In provincia di Bergamo sono stati segnalati 3.788 operatori non vaccinati: al primo invito hanno già risposto 1.640 persone, mentre 280 sono stati segnalati come «soggetti all’invio di un secondo invito per documentazione inidonea o incompleta». Nel Lazio l’invito a vaccinarsi entro cinque giorni è stato inviato a 300 medici. Secondo l’assessore regionale alla Sanità, Alessio D’Amato, si tratta comunque di una quota ridotta del personale che lavora negli ospedali.

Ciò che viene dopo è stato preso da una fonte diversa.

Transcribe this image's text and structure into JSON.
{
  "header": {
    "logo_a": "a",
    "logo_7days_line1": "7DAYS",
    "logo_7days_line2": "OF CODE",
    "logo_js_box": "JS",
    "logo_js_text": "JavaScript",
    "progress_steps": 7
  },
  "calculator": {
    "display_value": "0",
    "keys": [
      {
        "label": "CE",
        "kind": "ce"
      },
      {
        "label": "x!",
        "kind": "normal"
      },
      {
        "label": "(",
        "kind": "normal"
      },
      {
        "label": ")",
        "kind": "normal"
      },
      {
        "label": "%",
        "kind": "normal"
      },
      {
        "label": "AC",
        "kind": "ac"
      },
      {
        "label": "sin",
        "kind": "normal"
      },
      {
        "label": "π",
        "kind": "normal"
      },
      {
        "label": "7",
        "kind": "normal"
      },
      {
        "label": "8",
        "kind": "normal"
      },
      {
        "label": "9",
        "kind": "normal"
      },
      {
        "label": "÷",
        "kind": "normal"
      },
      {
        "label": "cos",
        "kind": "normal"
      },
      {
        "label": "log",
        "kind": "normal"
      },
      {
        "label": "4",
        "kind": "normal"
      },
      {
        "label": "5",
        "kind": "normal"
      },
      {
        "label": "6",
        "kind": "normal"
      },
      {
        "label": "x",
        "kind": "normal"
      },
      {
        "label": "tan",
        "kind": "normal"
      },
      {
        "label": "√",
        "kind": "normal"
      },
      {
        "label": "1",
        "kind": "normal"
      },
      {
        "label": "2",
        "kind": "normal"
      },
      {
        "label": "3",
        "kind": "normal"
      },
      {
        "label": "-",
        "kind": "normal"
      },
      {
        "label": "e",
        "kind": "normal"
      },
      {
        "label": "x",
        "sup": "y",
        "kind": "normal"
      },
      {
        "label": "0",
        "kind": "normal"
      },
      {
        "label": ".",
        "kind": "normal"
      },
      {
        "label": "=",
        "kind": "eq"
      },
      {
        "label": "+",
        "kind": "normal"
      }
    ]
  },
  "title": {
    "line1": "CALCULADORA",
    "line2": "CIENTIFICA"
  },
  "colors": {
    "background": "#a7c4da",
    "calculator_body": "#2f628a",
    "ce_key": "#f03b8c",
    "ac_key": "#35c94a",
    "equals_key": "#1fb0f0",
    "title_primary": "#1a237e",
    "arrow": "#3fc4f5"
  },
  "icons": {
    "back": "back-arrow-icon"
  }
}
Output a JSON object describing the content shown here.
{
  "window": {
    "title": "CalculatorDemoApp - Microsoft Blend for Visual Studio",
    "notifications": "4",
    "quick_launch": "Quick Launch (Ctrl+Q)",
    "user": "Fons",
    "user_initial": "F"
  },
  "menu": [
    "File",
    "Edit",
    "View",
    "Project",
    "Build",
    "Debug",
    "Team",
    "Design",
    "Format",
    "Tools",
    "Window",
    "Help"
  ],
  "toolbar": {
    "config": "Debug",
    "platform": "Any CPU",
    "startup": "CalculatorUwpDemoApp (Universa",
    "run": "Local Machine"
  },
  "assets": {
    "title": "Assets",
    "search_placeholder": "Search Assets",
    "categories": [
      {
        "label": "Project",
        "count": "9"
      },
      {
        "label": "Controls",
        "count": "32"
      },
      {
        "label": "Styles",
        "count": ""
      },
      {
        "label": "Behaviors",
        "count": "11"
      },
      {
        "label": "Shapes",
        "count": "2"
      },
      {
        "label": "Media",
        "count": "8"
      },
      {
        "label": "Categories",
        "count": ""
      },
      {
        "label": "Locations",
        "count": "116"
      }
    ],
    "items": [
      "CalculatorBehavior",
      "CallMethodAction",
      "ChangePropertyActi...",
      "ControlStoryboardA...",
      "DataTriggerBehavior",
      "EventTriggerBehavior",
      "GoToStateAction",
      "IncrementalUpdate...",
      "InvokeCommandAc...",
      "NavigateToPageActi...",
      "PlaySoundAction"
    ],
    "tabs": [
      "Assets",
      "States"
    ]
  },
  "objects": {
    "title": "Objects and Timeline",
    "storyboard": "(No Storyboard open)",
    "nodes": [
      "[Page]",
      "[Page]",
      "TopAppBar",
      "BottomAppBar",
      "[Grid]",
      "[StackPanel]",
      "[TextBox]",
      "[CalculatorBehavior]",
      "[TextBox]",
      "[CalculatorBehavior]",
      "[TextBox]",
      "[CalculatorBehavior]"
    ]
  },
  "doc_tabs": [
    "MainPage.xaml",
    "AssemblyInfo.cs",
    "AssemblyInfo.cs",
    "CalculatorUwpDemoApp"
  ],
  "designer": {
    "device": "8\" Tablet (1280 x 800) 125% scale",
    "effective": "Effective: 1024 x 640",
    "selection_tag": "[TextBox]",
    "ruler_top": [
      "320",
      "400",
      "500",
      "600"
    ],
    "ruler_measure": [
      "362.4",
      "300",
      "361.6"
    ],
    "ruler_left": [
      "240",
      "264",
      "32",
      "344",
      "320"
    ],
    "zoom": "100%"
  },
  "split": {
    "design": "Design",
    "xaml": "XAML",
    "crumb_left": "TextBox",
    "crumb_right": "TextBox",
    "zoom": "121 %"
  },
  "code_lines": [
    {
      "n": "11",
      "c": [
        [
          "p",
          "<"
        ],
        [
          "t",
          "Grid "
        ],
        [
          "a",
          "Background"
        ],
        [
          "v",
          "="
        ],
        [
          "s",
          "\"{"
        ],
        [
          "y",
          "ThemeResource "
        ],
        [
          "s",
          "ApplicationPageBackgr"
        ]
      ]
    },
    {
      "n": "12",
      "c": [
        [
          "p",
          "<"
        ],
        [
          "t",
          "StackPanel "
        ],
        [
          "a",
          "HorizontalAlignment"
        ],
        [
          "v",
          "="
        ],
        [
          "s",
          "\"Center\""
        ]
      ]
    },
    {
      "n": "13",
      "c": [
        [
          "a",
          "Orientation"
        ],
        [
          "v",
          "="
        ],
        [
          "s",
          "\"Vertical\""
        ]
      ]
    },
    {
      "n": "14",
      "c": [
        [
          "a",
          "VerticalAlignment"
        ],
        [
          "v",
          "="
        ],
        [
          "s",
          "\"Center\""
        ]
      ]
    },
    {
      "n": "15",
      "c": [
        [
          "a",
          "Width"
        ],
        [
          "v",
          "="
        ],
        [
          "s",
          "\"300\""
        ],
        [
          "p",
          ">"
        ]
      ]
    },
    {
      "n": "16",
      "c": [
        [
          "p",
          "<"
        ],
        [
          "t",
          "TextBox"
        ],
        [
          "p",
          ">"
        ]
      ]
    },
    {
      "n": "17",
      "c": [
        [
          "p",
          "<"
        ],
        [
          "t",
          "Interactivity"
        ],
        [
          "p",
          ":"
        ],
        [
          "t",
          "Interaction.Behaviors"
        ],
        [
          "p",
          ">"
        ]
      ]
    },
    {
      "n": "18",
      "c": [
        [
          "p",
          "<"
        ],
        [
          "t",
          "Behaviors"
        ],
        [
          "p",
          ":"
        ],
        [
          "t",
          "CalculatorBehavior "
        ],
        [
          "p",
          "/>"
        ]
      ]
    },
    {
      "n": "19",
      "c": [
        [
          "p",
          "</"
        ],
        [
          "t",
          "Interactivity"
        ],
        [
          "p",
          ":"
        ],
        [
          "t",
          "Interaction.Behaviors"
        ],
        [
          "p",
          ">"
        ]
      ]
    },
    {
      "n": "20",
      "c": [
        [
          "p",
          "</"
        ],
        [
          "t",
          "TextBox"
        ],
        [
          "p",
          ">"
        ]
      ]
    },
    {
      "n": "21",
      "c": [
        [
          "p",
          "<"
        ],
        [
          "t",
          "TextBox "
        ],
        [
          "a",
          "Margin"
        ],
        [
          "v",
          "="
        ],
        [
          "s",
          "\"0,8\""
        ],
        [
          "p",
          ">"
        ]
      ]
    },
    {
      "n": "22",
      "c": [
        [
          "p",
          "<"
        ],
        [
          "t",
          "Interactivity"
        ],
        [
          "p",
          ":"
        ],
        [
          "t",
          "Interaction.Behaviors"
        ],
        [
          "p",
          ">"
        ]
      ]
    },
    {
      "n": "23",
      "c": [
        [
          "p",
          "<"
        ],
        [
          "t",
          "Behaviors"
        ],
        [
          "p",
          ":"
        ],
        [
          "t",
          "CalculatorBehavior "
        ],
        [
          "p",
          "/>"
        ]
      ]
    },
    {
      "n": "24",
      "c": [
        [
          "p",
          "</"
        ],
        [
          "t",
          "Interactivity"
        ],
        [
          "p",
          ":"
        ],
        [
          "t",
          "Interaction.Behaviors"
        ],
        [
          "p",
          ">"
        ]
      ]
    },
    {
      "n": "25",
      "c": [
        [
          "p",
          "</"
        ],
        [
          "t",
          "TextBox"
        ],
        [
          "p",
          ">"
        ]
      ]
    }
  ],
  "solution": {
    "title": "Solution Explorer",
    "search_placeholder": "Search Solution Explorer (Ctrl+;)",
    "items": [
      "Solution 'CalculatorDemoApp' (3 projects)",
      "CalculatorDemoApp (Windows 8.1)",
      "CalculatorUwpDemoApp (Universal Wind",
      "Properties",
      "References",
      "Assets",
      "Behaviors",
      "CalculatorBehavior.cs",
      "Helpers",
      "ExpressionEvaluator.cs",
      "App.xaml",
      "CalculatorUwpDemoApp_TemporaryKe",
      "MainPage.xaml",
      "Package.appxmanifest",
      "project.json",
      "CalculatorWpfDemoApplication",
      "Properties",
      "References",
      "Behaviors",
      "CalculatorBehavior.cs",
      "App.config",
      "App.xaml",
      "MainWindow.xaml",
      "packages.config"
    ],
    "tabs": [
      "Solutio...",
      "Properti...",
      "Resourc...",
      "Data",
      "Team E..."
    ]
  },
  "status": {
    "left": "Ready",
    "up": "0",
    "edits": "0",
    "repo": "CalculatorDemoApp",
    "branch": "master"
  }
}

Alberto Cirio, il presidente del Piemonte – dove risultano 2.893 operatori sanitari non ancora vaccinati – ha detto di non ritenere eccessiva l’ipotesi di licenziamento per chi conferma la volontà di non vaccinarsi. «Ogni lavoro ha obblighi che vanno rispettati», ha spiegato. «Queste persone verranno prima segnalate, poi spostate verso altre mansioni, ultima ratio la sospensione. Il licenziamento non è eccessivo se non ci sono alternative. Se uno non vuole vaccinarsi e non accetta lo spostamento verso altre mansioni, non restano alternative al licenziamento». Il presidente della conferenza delle regioni e presidente del Friuli Venezia Giulia, Massimiliano Fedriga è invece più cauto. Fedriga ha spiegato che la strada «è quella del convincimento, non del licenziamento: dobbiamo far capire l’importanza di tutelarsi principalmente per le professioni sanitarie».